The Tootsie Rolls weren’t the only thing that had fallen into my mom’s blood that day. So had I. Dropped to the floor, pulled at her clothes, pounded on her arms, her chest, screamed at her, Don’t die, Mom. Just don’t die. I had forgotten. I had forgotten the blood soaking my jeans and the tops of my shoes, smearing my forearms, coating my hands. And everything after that moment was a blank. Everything between me frantically shaking her and my dad taking me to my grandparents’ house while he sorted things out, gone.
There was more shouting, pulling at me, prying my attention away from the blood on my hands. I looked up, feeling like I was coming out of a fog.
And that was when I finally saw Bill Hollis. He’d been crouched behind the cash register, but now he was standing upright and coming at me, the barrel of his gun large and smoking and aimed right at my face.
I pulled myself up and sprinted with everything I had, ignoring Jones’s blood and my ringing ears and the smell of burnt things on the air. I raced toward Hollis, not knowing what I would do when I got to him; only knowing that I had to do something. I had to stop him.
> Just as I broke into the open space in front of the register, a bang ripped through the air. I felt a bullet whiz past me and glanced back just in time to see Detective Martinez come around the corner, raise his gun, and fire. Bill’s eyes opened, wide and surprised, as a hole appeared in the center of his forehead, and then he dropped.
I didn’t wait to see what happened next.
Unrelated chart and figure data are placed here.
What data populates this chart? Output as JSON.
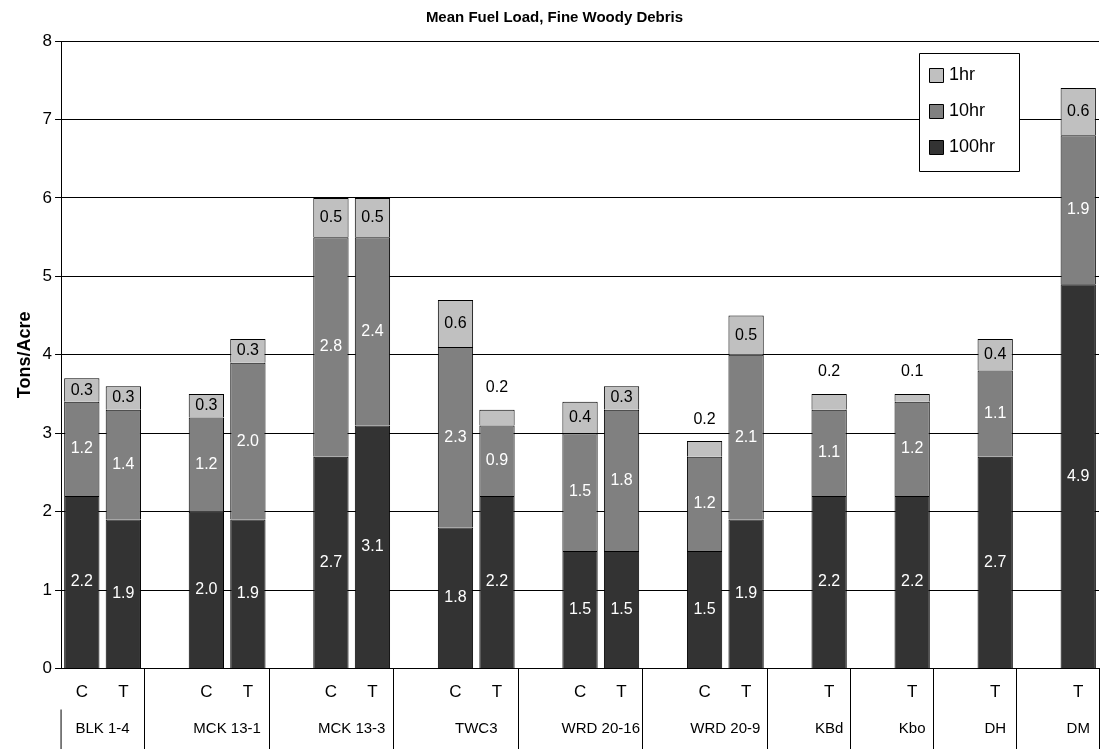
{
  "chart_data": {
    "type": "bar",
    "title": "Mean Fuel Load, Fine Woody Debris",
    "ylabel": "Tons/Acre",
    "categories": [
      "C",
      "T",
      null,
      "C",
      "T",
      null,
      "C",
      "T",
      null,
      "C",
      "T",
      null,
      "C",
      "T",
      null,
      "C",
      "T",
      null,
      "T",
      null,
      "T",
      null,
      "T",
      null,
      "T"
    ],
    "annotations": [
      "BLK 1-4",
      "MCK 13-1",
      "MCK 13-3",
      "TWC3",
      "WRD 20-16",
      "WRD 20-9",
      "KBd",
      "Kbo",
      "DH",
      "DM"
    ],
    "stacked": true,
    "series": [
      {
        "name": "100hr",
        "color": "#333333",
        "values": [
          2.2,
          1.9,
          null,
          2.0,
          1.9,
          null,
          2.7,
          3.1,
          null,
          1.8,
          2.2,
          null,
          1.5,
          1.5,
          null,
          1.5,
          1.9,
          null,
          2.2,
          null,
          2.2,
          null,
          2.7,
          null,
          4.9
        ],
        "value_labels": [
          "2.2",
          "1.9",
          null,
          "2.0",
          "1.9",
          null,
          "2.7",
          "3.1",
          null,
          "1.8",
          "2.2",
          null,
          "1.5",
          "1.5",
          null,
          "1.5",
          "1.9",
          null,
          "2.2",
          null,
          "2.2",
          null,
          "2.7",
          null,
          "4.9"
        ]
      },
      {
        "name": "10hr",
        "color": "#808080",
        "values": [
          1.2,
          1.4,
          null,
          1.2,
          2.0,
          null,
          2.8,
          2.4,
          null,
          2.3,
          0.9,
          null,
          1.5,
          1.8,
          null,
          1.2,
          2.1,
          null,
          1.1,
          null,
          1.2,
          null,
          1.1,
          null,
          1.9
        ],
        "value_labels": [
          "1.2",
          "1.4",
          null,
          "1.2",
          "2.0",
          null,
          "2.8",
          "2.4",
          null,
          "2.3",
          "0.9",
          null,
          "1.5",
          "1.8",
          null,
          "1.2",
          "2.1",
          null,
          "1.1",
          null,
          "1.2",
          null,
          "1.1",
          null,
          "1.9"
        ]
      },
      {
        "name": "1hr",
        "color": "#c0c0c0",
        "values": [
          0.3,
          0.3,
          null,
          0.3,
          0.3,
          null,
          0.5,
          0.5,
          null,
          0.6,
          0.2,
          null,
          0.4,
          0.3,
          null,
          0.2,
          0.5,
          null,
          0.2,
          null,
          0.1,
          null,
          0.4,
          null,
          0.6
        ],
        "value_labels": [
          "0.3",
          "0.3",
          null,
          "0.3",
          "0.3",
          null,
          "0.5",
          "0.5",
          null,
          "0.6",
          "0.2",
          null,
          "0.4",
          "0.3",
          null,
          "0.2",
          "0.5",
          null,
          "0.2",
          null,
          "0.1",
          null,
          "0.4",
          null,
          "0.6"
        ]
      }
    ],
    "ylim": [
      0,
      8
    ],
    "yticks": [
      0,
      1,
      2,
      3,
      4,
      5,
      6,
      7,
      8
    ],
    "grid": "y",
    "legend": "top right"
  }
}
I flew through the beaded curtain and toward a back service door that had been flung open. I saw a blur of blond in the doorway, running away. Luna.
Everything on me hurt, and my lungs felt like they were going to burst. I could taste gunpowder in the air. I thought I could even smell blood, though it might have been my imagination.
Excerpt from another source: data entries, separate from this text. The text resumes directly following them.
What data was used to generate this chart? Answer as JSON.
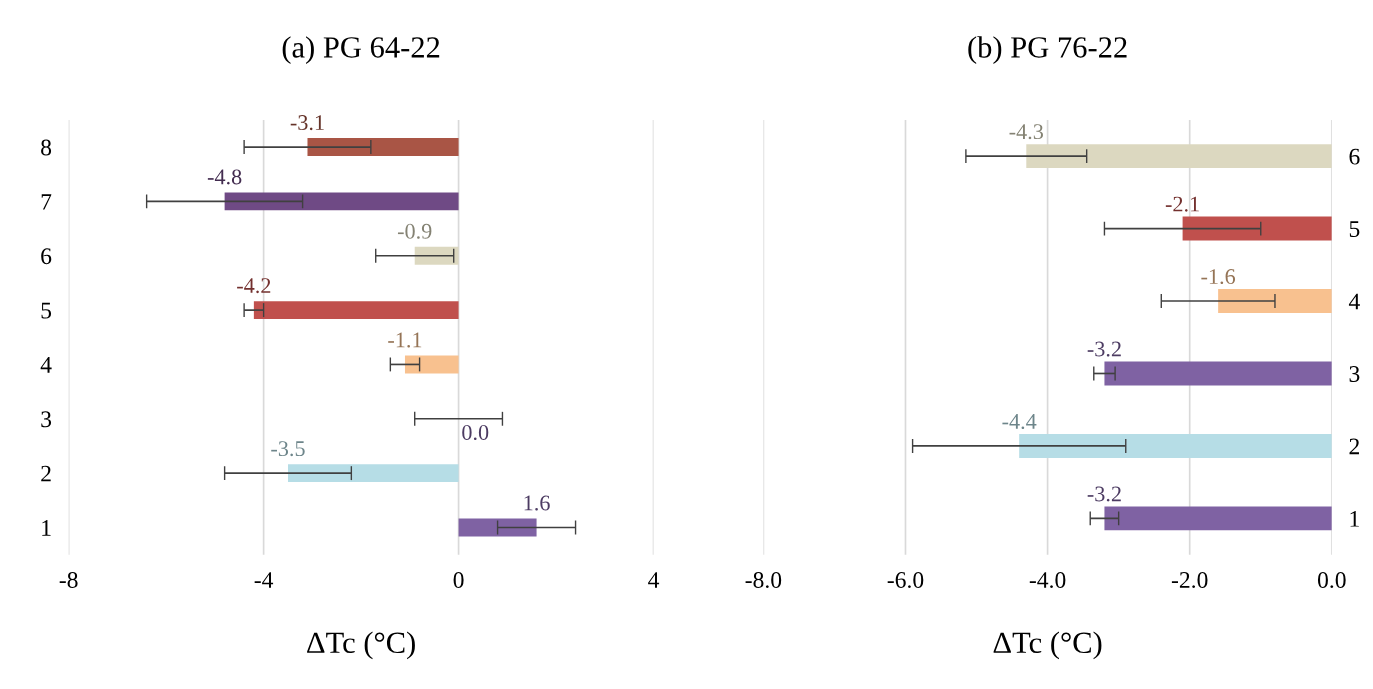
{
  "chart_data": [
    {
      "type": "bar",
      "orientation": "horizontal",
      "title": "(a) PG 64-22",
      "xlabel": "ΔTc (°C)",
      "categories": [
        "8",
        "7",
        "6",
        "5",
        "4",
        "3",
        "2",
        "1"
      ],
      "values": [
        -3.1,
        -4.8,
        -0.9,
        -4.2,
        -1.1,
        0.0,
        -3.5,
        1.6
      ],
      "errors": [
        1.3,
        1.6,
        0.8,
        0.2,
        0.3,
        0.9,
        1.3,
        0.8
      ],
      "value_labels": [
        "-3.1",
        "-4.8",
        "-0.9",
        "-4.2",
        "-1.1",
        "0.0",
        "-3.5",
        "1.6"
      ],
      "colors": [
        "#a95545",
        "#6f4a85",
        "#dcd8c0",
        "#c0504d",
        "#f8c18f",
        "#7f62a3",
        "#b6dde6",
        "#7f62a3"
      ],
      "xlim": [
        -8,
        4
      ],
      "xticks": [
        -8,
        -4,
        0,
        4
      ],
      "grid": "x"
    },
    {
      "type": "bar",
      "orientation": "horizontal",
      "title": "(b) PG 76-22",
      "xlabel": "ΔTc (°C)",
      "categories": [
        "6",
        "5",
        "4",
        "3",
        "2",
        "1"
      ],
      "values": [
        -4.3,
        -2.1,
        -1.6,
        -3.2,
        -4.4,
        -3.2
      ],
      "errors": [
        0.85,
        1.1,
        0.8,
        0.15,
        1.5,
        0.2
      ],
      "value_labels": [
        "-4.3",
        "-2.1",
        "-1.6",
        "-3.2",
        "-4.4",
        "-3.2"
      ],
      "colors": [
        "#dcd8c0",
        "#c0504d",
        "#f8c18f",
        "#7f62a3",
        "#b6dde6",
        "#7f62a3"
      ],
      "xlim": [
        -8,
        0
      ],
      "xticks": [
        {
          "value": -8,
          "label": "-8.0"
        },
        {
          "value": -6,
          "label": "-6.0"
        },
        {
          "value": -4,
          "label": "-4.0"
        },
        {
          "value": -2,
          "label": "-2.0"
        },
        {
          "value": 0,
          "label": "0.0"
        }
      ],
      "grid": "x"
    }
  ]
}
But I couldn’t let Luna Fairchild get away. Not again. She wouldn’t be satisfied until I was the one in the ground. This had to be over.
I gave it everything I had and reached the door just in time to see her dive into the passenger seat of a silver truck, the license plate candy cane and mustard—VP—followed by a repeated number. The truck turned in a U, a very tan, white-haired man behind the wheel. They screeched out of the parking lot.
Luna was gone again.
“Damn it!” I raged, pounding the door frame with my fist. “Son of a bitch!” I kicked a short metal shelf filled with cleaners and wood restorers. It overturned, sending cans flying everywhere. I didn’t care. “Shit!” I was breathing hard and rough, pacing in that tight space.
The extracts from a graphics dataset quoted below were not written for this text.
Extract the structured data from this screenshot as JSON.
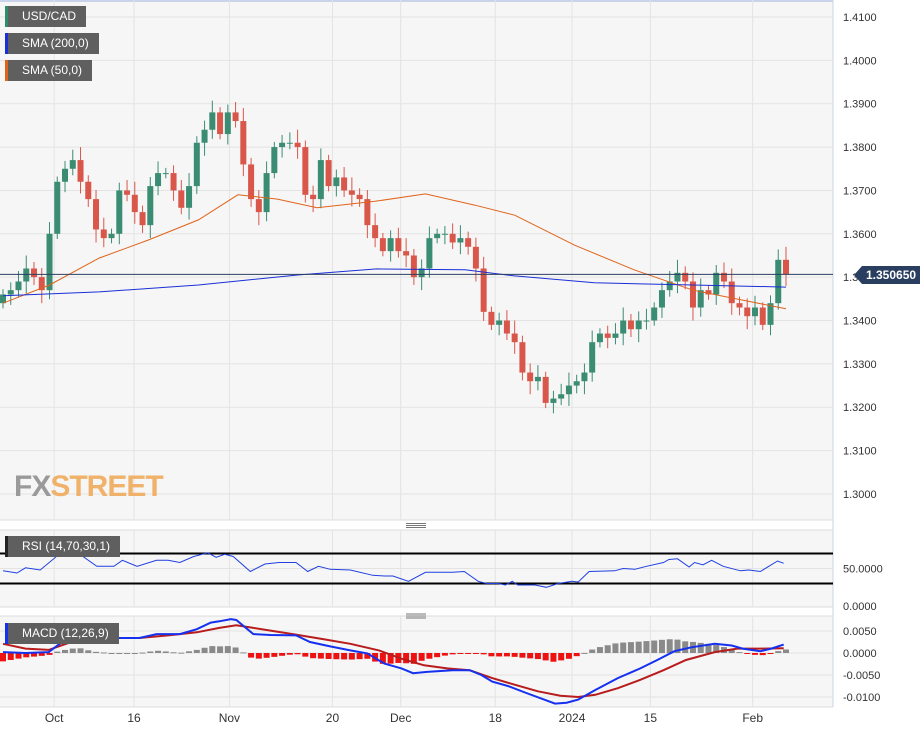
{
  "legend": {
    "symbol": "USD/CAD",
    "sma200": "SMA (200,0)",
    "sma50": "SMA (50,0)",
    "rsi": "RSI (14,70,30,1)",
    "macd": "MACD (12,26,9)"
  },
  "last_price": "1.350650",
  "logo": {
    "fx": "FX",
    "street": "STREET"
  },
  "colors": {
    "up": "#3a8c72",
    "down": "#d9574a",
    "sma200": "#1a2fd6",
    "sma50": "#e0631a",
    "rsi": "#1f3fe0",
    "macd": "#1530ee",
    "signal": "#b81c1c",
    "hist_pos": "#8a8a8a",
    "hist_neg": "#ee1111"
  },
  "chart_data": [
    {
      "type": "candlestick",
      "title": "USD/CAD",
      "ylim": [
        1.295,
        1.413
      ],
      "yticks": [
        "1.4100",
        "1.4000",
        "1.3900",
        "1.3800",
        "1.3700",
        "1.3600",
        "1.3500",
        "1.3400",
        "1.3300",
        "1.3200",
        "1.3100",
        "1.3000"
      ],
      "xticks": [
        {
          "label": "Oct",
          "idx": 6.6
        },
        {
          "label": "16",
          "idx": 16.9
        },
        {
          "label": "Nov",
          "idx": 29.2
        },
        {
          "label": "20",
          "idx": 42.5
        },
        {
          "label": "Dec",
          "idx": 51.3
        },
        {
          "label": "18",
          "idx": 63.5
        },
        {
          "label": "2024",
          "idx": 73.4
        },
        {
          "label": "15",
          "idx": 83.5
        },
        {
          "label": "Feb",
          "idx": 96.7
        }
      ],
      "closes": [
        1.346,
        1.347,
        1.349,
        1.352,
        1.35,
        1.347,
        1.36,
        1.372,
        1.375,
        1.377,
        1.372,
        1.368,
        1.361,
        1.359,
        1.36,
        1.37,
        1.369,
        1.365,
        1.362,
        1.371,
        1.374,
        1.374,
        1.37,
        1.366,
        1.371,
        1.381,
        1.384,
        1.388,
        1.383,
        1.388,
        1.386,
        1.376,
        1.368,
        1.365,
        1.374,
        1.38,
        1.381,
        1.381,
        1.38,
        1.369,
        1.368,
        1.377,
        1.371,
        1.373,
        1.37,
        1.369,
        1.368,
        1.362,
        1.359,
        1.356,
        1.359,
        1.356,
        1.355,
        1.35,
        1.352,
        1.359,
        1.36,
        1.36,
        1.358,
        1.359,
        1.357,
        1.352,
        1.342,
        1.339,
        1.34,
        1.337,
        1.335,
        1.328,
        1.326,
        1.327,
        1.321,
        1.322,
        1.323,
        1.325,
        1.326,
        1.328,
        1.335,
        1.337,
        1.336,
        1.337,
        1.34,
        1.338,
        1.34,
        1.34,
        1.343,
        1.347,
        1.349,
        1.351,
        1.349,
        1.343,
        1.347,
        1.346,
        1.351,
        1.349,
        1.344,
        1.343,
        1.341,
        1.343,
        1.339,
        1.344,
        1.354,
        1.35065
      ],
      "sma50": [
        [
          0,
          1.344
        ],
        [
          6,
          1.3482
        ],
        [
          12.4,
          1.3544
        ],
        [
          18.8,
          1.3586
        ],
        [
          25.2,
          1.3632
        ],
        [
          30.3,
          1.369
        ],
        [
          35.4,
          1.368
        ],
        [
          40.5,
          1.366
        ],
        [
          48,
          1.3675
        ],
        [
          54.5,
          1.3692
        ],
        [
          60.9,
          1.3666
        ],
        [
          66,
          1.3643
        ],
        [
          73.7,
          1.3574
        ],
        [
          81.4,
          1.3517
        ],
        [
          89,
          1.347
        ],
        [
          95.4,
          1.3447
        ],
        [
          101,
          1.3427
        ]
      ],
      "sma200": [
        [
          0,
          1.3457
        ],
        [
          12.4,
          1.3466
        ],
        [
          25.2,
          1.3482
        ],
        [
          38,
          1.3505
        ],
        [
          48.2,
          1.3519
        ],
        [
          59.6,
          1.3517
        ],
        [
          66,
          1.3503
        ],
        [
          76.3,
          1.3487
        ],
        [
          89,
          1.3482
        ],
        [
          101,
          1.3477
        ]
      ]
    },
    {
      "type": "line",
      "title": "RSI (14,70,30,1)",
      "ylim": [
        0,
        100
      ],
      "levels": [
        70,
        30
      ],
      "yticks": [
        "50.0000",
        "0.0000"
      ],
      "values": [
        [
          0,
          47
        ],
        [
          1.8,
          44
        ],
        [
          2.9,
          51
        ],
        [
          4.8,
          48
        ],
        [
          7,
          67
        ],
        [
          8.8,
          72
        ],
        [
          10.3,
          66
        ],
        [
          12.1,
          53
        ],
        [
          14.3,
          53
        ],
        [
          15.4,
          61
        ],
        [
          17.3,
          53
        ],
        [
          19.8,
          61
        ],
        [
          21.3,
          61
        ],
        [
          22.8,
          58
        ],
        [
          24.6,
          66
        ],
        [
          26.4,
          71
        ],
        [
          27.5,
          65
        ],
        [
          28.6,
          69
        ],
        [
          29.7,
          66
        ],
        [
          31.9,
          46
        ],
        [
          33.8,
          56
        ],
        [
          35.6,
          58
        ],
        [
          37.8,
          58
        ],
        [
          39.3,
          46
        ],
        [
          40.7,
          53
        ],
        [
          42.2,
          49
        ],
        [
          44.8,
          48
        ],
        [
          47.7,
          41
        ],
        [
          49.2,
          40
        ],
        [
          50.3,
          40
        ],
        [
          52.3,
          33
        ],
        [
          54.5,
          45
        ],
        [
          58,
          45
        ],
        [
          59.5,
          46
        ],
        [
          61.3,
          33
        ],
        [
          62.4,
          30
        ],
        [
          63.9,
          30
        ],
        [
          64.8,
          28
        ],
        [
          65.7,
          33
        ],
        [
          66.4,
          28
        ],
        [
          68.6,
          28
        ],
        [
          70.1,
          25
        ],
        [
          71.6,
          30
        ],
        [
          73.4,
          33
        ],
        [
          74.2,
          32
        ],
        [
          75.6,
          46
        ],
        [
          78.9,
          47
        ],
        [
          80,
          50
        ],
        [
          81.5,
          49
        ],
        [
          83,
          53
        ],
        [
          85.2,
          58
        ],
        [
          85.9,
          62
        ],
        [
          87,
          63
        ],
        [
          88.5,
          52
        ],
        [
          89.2,
          58
        ],
        [
          90.3,
          55
        ],
        [
          91.4,
          61
        ],
        [
          92.9,
          53
        ],
        [
          95.1,
          47
        ],
        [
          96.2,
          48
        ],
        [
          97.7,
          46
        ],
        [
          99.9,
          60
        ],
        [
          100.7,
          57
        ]
      ]
    },
    {
      "type": "line",
      "title": "MACD (12,26,9)",
      "ylim": [
        -0.0125,
        0.0085
      ],
      "yticks": [
        "0.0050",
        "0.0000",
        "-0.0050",
        "-0.0100"
      ],
      "macd": [
        [
          0,
          0.0002
        ],
        [
          2.9,
          0
        ],
        [
          5.9,
          0.0002
        ],
        [
          7.3,
          0.0021
        ],
        [
          9.5,
          0.004
        ],
        [
          11.7,
          0.0037
        ],
        [
          13.9,
          0.0034
        ],
        [
          17.6,
          0.0034
        ],
        [
          19.8,
          0.0043
        ],
        [
          22.8,
          0.0043
        ],
        [
          25,
          0.0054
        ],
        [
          26.8,
          0.0069
        ],
        [
          27.9,
          0.0072
        ],
        [
          29.4,
          0.0077
        ],
        [
          30.1,
          0.0075
        ],
        [
          32.3,
          0.0043
        ],
        [
          34.5,
          0.0041
        ],
        [
          37.8,
          0.004
        ],
        [
          39.6,
          0.0025
        ],
        [
          42.2,
          0.0015
        ],
        [
          44.8,
          0.0006
        ],
        [
          47,
          -0.0001
        ],
        [
          49.2,
          -0.0024
        ],
        [
          51.4,
          -0.0035
        ],
        [
          52.9,
          -0.0046
        ],
        [
          54.7,
          -0.0043
        ],
        [
          58,
          -0.0039
        ],
        [
          60.2,
          -0.0039
        ],
        [
          61.7,
          -0.005
        ],
        [
          63.1,
          -0.0065
        ],
        [
          65.3,
          -0.0076
        ],
        [
          67.5,
          -0.0091
        ],
        [
          69.8,
          -0.0106
        ],
        [
          71.2,
          -0.0115
        ],
        [
          72.7,
          -0.0113
        ],
        [
          74.2,
          -0.0106
        ],
        [
          76.4,
          -0.0084
        ],
        [
          79.3,
          -0.0057
        ],
        [
          82.2,
          -0.0035
        ],
        [
          84.4,
          -0.0016
        ],
        [
          86.6,
          0.0004
        ],
        [
          88.8,
          0.0013
        ],
        [
          91.8,
          0.0021
        ],
        [
          94,
          0.0017
        ],
        [
          95.4,
          0.001
        ],
        [
          97.7,
          0.0004
        ],
        [
          99.1,
          0.001
        ],
        [
          100.7,
          0.0019
        ]
      ],
      "signal": [
        [
          0,
          0.0021
        ],
        [
          2.9,
          0.001
        ],
        [
          5.9,
          0.0007
        ],
        [
          8.8,
          0.0025
        ],
        [
          11.7,
          0.0034
        ],
        [
          17.6,
          0.0034
        ],
        [
          21.3,
          0.004
        ],
        [
          25,
          0.0047
        ],
        [
          27.9,
          0.0057
        ],
        [
          30.1,
          0.0063
        ],
        [
          32.3,
          0.0057
        ],
        [
          34.5,
          0.0051
        ],
        [
          37.4,
          0.0043
        ],
        [
          41.1,
          0.0032
        ],
        [
          44.8,
          0.0021
        ],
        [
          48.5,
          0.0006
        ],
        [
          51.4,
          -0.0013
        ],
        [
          54.3,
          -0.0028
        ],
        [
          57.3,
          -0.0035
        ],
        [
          60.2,
          -0.0039
        ],
        [
          63.1,
          -0.0057
        ],
        [
          66,
          -0.0072
        ],
        [
          69,
          -0.0087
        ],
        [
          71.9,
          -0.0097
        ],
        [
          74.2,
          -0.01
        ],
        [
          76.4,
          -0.0095
        ],
        [
          79.3,
          -0.008
        ],
        [
          82.2,
          -0.0061
        ],
        [
          85.2,
          -0.0039
        ],
        [
          88.1,
          -0.0016
        ],
        [
          91.8,
          0.0002
        ],
        [
          94.7,
          0.001
        ],
        [
          97.7,
          0.001
        ],
        [
          100.7,
          0.0011
        ]
      ]
    }
  ]
}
“Such filthy words for such a squeaky-clean girl,” I heard.
I whipped around.
Vanessa stood between me and the beaded curtain, a butcher knife in her hand.
“Where did you get that?” I asked, backing away.
“I brought it just for you. Since you’re so fond of knives,” she said. “Or have you forgotten what happened last time? Looks like Luna got away. Guess we’ll all get away and you will be dead. Just like my weak, lovesick stepson and his pathetic sister.”
“Those were your children.”
“Correction. Those were my husband’s children. Children that he didn’t want in the first place. They were nothing to him. And less than nothing to me.”